Talking to a reproductive genetic counselor before starting IVF is highly recommended as they can explain each step, review the benefits and limitations, discuss the timeline, and help coordinate the process.
During Pregnancy
Chorionic villi sampling (CVS) and amniocentesis are the only two tests during pregnancy that can detect known family mutations associated with AGS.
Done between 11-13 weeks of pregnancy, CVS involves obtaining a small sample of the placenta, specifically the chorionic villi, and testing the genetic material within those cells. The procedure is done either by inserting a small catheter into the vagina or inserting a thin needle through the abdomen. Both are done under ultrasound guidance. The chance of miscarriage after the procedure is estimated to be between 1 per 100 to 1 per 200, or 0.5% and 1.0%.
Done after 16 weeks of pregnancy, an amniocentesis involves obtaining a small sample of amniotic fluid and testing the genetic material within the amniotic cells. This procedure is done by inserting a thin needle through the abdomen under ultrasound guidance. The chance of miscarriage after the procedure is estimated to be between 1-3 per 1000, or 0.1% and 0.3%.
Talking to a reproductive genetic counselor prior to either procedure is highly recommended as they can review the additional benefits and limitations of these testing options.

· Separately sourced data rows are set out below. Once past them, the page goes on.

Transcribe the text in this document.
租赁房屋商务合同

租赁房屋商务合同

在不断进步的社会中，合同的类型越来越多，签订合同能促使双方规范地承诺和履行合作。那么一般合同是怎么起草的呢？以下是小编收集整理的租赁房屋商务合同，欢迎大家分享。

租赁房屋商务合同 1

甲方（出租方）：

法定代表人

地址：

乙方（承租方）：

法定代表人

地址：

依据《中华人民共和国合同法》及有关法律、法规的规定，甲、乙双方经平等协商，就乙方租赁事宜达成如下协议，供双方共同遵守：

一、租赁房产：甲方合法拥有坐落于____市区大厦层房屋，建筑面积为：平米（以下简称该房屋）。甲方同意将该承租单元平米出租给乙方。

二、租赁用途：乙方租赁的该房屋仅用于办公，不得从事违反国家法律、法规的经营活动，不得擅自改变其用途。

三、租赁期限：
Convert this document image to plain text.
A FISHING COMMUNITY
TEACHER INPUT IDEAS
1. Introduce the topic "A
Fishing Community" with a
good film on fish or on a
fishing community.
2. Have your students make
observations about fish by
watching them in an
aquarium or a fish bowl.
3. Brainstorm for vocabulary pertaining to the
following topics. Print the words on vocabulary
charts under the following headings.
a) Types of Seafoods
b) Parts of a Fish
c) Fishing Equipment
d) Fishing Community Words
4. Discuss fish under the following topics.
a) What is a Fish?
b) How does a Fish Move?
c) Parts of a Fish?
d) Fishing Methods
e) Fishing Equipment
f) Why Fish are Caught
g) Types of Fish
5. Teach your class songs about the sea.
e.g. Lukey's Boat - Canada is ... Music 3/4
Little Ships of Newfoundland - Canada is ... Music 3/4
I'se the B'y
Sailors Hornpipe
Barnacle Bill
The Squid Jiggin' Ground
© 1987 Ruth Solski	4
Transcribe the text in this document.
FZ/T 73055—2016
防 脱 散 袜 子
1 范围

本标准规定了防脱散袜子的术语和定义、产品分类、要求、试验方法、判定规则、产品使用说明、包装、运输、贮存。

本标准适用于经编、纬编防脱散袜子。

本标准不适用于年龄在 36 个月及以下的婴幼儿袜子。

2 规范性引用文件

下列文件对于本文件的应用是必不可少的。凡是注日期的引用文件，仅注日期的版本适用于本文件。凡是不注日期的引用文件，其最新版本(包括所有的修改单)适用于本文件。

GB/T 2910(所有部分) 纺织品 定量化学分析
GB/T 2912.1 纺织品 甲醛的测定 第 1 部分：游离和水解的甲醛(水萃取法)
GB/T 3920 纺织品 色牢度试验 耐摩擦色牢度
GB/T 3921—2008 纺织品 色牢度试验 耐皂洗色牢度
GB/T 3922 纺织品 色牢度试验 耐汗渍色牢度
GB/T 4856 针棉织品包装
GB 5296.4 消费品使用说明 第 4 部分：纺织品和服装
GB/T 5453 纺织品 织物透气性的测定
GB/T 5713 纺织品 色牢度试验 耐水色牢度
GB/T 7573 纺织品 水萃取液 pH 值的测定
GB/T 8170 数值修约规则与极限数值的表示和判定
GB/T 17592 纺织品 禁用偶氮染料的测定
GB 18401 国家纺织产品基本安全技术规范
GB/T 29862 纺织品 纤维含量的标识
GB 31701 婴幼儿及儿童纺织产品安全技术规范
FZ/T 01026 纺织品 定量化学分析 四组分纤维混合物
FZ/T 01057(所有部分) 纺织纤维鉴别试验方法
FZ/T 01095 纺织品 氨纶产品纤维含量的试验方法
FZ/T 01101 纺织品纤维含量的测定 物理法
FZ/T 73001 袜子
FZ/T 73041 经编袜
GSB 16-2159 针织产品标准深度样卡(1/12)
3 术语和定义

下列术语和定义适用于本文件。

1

Alternative Reproductive Options
Adoption
If you and/or your reproductive partner carry AGS-associated mutation(s), you could choose to adopt. Though there is no guarantee that your adopted child will not have AGS. The chance would be similar to the chance in the general population.
Donor egg, sperm, or embryo
Using a sperm or egg donor who has had negative carrier screening, specifically for the AGS-associated gene you know you or your partner have a mutation in, would reduce the chance of having a child with AGS, though the chance would not be zero. If the donor has not had carrier screening, many donor banks are willing to work with clients to have the donor tested, if asked.
The chance for a donated embryo to have AGS would be similar to the chance in the general population.